That is not the Flow storage. That is for the task definition for the ECS task
m
k
so pretty clearly no reference to this requirement on that page then
k
If you do use local Flow storage, you get an error that’s described in the FAQ. You can actually get it if you do:
Copy code
with Flow(...) as flow:
    ...

flow.storage.add_default_labels = False
m
ok, so you actually need a remote… storage mechanism somewhere files are hosted?
k
Any besides local. Well you can use local actually if the Flow file already lives inside the container that the ECS task is using. It will be looked for relative to the container file paths
This is an example where you can use local storage with Kubernetes and the flow file will live inside the image specified
m
ok
do I need to upload the flow file to the bucket first, or does that occur as part of registration?
k
It occurs as part of registration for you
m
kk, still getting that “Service Unavailable”, which in a random SO thread seems to indicate a config value is null somewhere?
k
I saw that. Hard to tell what causes that. If you just want to test a working setup, you could use the Prefect image. What kind of things are you setting in ECSRun or do you have your own task definition?
m
literally just copied that github file link
including using the Prefect image
only changes are a couple of hard coded values
k
Yeah that seems like it should work.

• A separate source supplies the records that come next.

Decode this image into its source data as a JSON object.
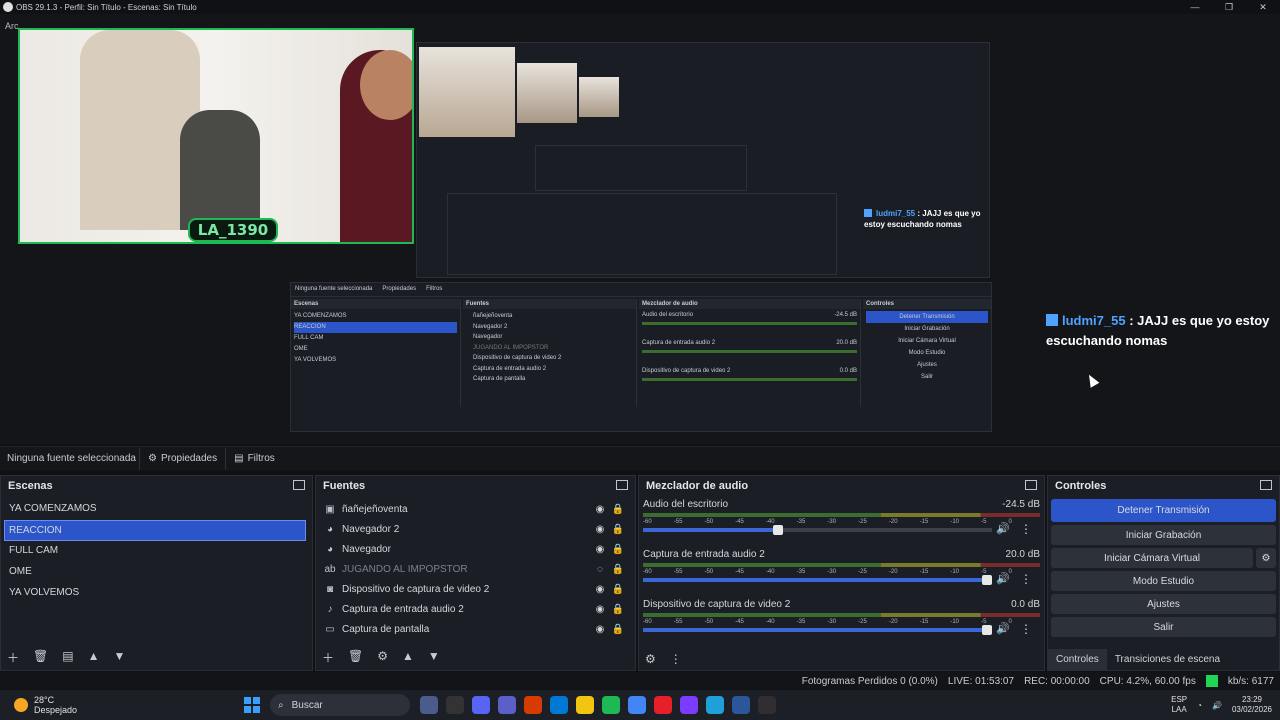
{
  "window": {
    "title": "OBS 29.1.3 - Perfil: Sin Título - Escenas: Sin Título",
    "menu_stub": "Arc",
    "controls": [
      "—",
      "❐",
      "✕"
    ]
  },
  "preview": {
    "cam_tag": "LA_1390",
    "chat": {
      "user": "ludmi7_55",
      "separator": " : ",
      "message": "JAJJ es que yo estoy escuchando nomas"
    },
    "mini_scene": {
      "nosel": "Ninguna fuente seleccionada",
      "props": "Propiedades",
      "filters": "Filtros",
      "scenes_title": "Escenas",
      "sources_title": "Fuentes",
      "mixer_title": "Mezclador de audio",
      "controls_title": "Controles",
      "scenes": [
        "YA COMENZAMOS",
        "REACCION",
        "FULL CAM",
        "OME",
        "YA VOLVEMOS"
      ],
      "sources": [
        "ñañejeñoventa",
        "Navegador 2",
        "Navegador",
        "JUGANDO AL IMPOPSTOR",
        "Dispositivo de captura de video 2",
        "Captura de entrada audio 2",
        "Captura de pantalla"
      ],
      "controls": [
        "Detener Transmisión",
        "Iniciar Grabación",
        "Iniciar Cámara Virtual",
        "Modo Estudio",
        "Ajustes",
        "Salir"
      ],
      "tracks": [
        {
          "name": "Audio del escritorio",
          "db": "-24.5 dB"
        },
        {
          "name": "Captura de entrada audio 2",
          "db": "20.0 dB"
        },
        {
          "name": "Dispositivo de captura de video 2",
          "db": "0.0 dB"
        }
      ]
    }
  },
  "source_bar": {
    "no_selection": "Ninguna fuente seleccionada",
    "properties": "Propiedades",
    "filters": "Filtros"
  },
  "scenes": {
    "title": "Escenas",
    "items": [
      "YA COMENZAMOS",
      "REACCION",
      "FULL CAM",
      "OME",
      "YA VOLVEMOS"
    ],
    "selected_index": 1
  },
  "sources": {
    "title": "Fuentes",
    "items": [
      {
        "icon": "image-icon",
        "glyph": "▣",
        "name": "ñañejeñoventa",
        "visible": true
      },
      {
        "icon": "browser-icon",
        "glyph": "◕",
        "name": "Navegador 2",
        "visible": true
      },
      {
        "icon": "browser-icon",
        "glyph": "◕",
        "name": "Navegador",
        "visible": true
      },
      {
        "icon": "text-icon",
        "glyph": "ab",
        "name": "JUGANDO AL IMPOPSTOR",
        "visible": false
      },
      {
        "icon": "camera-icon",
        "glyph": "◙",
        "name": "Dispositivo de captura de video 2",
        "visible": true
      },
      {
        "icon": "mic-icon",
        "glyph": "♪",
        "name": "Captura de entrada audio 2",
        "visible": true
      },
      {
        "icon": "monitor-icon",
        "glyph": "▭",
        "name": "Captura de pantalla",
        "visible": true
      }
    ]
  },
  "mixer": {
    "title": "Mezclador de audio",
    "ticks": [
      "-60",
      "-55",
      "-50",
      "-45",
      "-40",
      "-35",
      "-30",
      "-25",
      "-20",
      "-15",
      "-10",
      "-5",
      "0"
    ],
    "tracks": [
      {
        "name": "Audio del escritorio",
        "db": "-24.5 dB",
        "level": 0.4
      },
      {
        "name": "Captura de entrada audio 2",
        "db": "20.0 dB",
        "level": 1.0
      },
      {
        "name": "Dispositivo de captura de video 2",
        "db": "0.0 dB",
        "level": 1.0
      }
    ]
  },
  "controls": {
    "title": "Controles",
    "stop_stream": "Detener Transmisión",
    "start_recording": "Iniciar Grabación",
    "start_virtual_cam": "Iniciar Cámara Virtual",
    "studio_mode": "Modo Estudio",
    "settings": "Ajustes",
    "exit": "Salir",
    "tab_controls": "Controles",
    "tab_transitions": "Transiciones de escena"
  },
  "status": {
    "dropped": "Fotogramas Perdidos 0 (0.0%)",
    "live": "LIVE: 01:53:07",
    "rec": "REC: 00:00:00",
    "cpu": "CPU: 4.2%, 60.00 fps",
    "bitrate": "kb/s: 6177",
    "accent": "#1fd655"
  },
  "taskbar": {
    "temp": "28°C",
    "weather": "Despejado",
    "search": "Buscar",
    "lang": "ESP",
    "lang_sub": "LAA",
    "time": "23:29",
    "date": "03/02/2026"
  }
}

Have not encountered that specific error message before myself.
m
where’s the best place to post issues for official response?
k
from Prefect? or from AWS? That specific is hard to help without a reproducible example
m
Prefect
if this keeps happening without some kind of status change from AWS re: service availability I think we can reasonably eliminate that as the actual cause
k
That’s not entirely true though. We do see some ECS containers fail to spin up because they fail to get resources intermittently (dunno if the AWS service is really down here). The StackOverflow post you mentioned suggests something wrong with the Task Definition, which we just pass through. I don’t know what more official response you can get. You can post a Github issue but we really need a reproducible example for us to debug it. You could also reach out to Professional Services and they will help debug.
m
ok, no problem, thank you again, I’ll take this back to our group, I know we’re in evaluation stage with some dataflow products so this is valuable information
👍 1
k
Of course! If you find a path to reproduce that, you could open an issue on the repo too
m
well it still happens on that flow….
I dunno if that qualifies as reproducible
k
If you DM me the code I can take a look
m
sent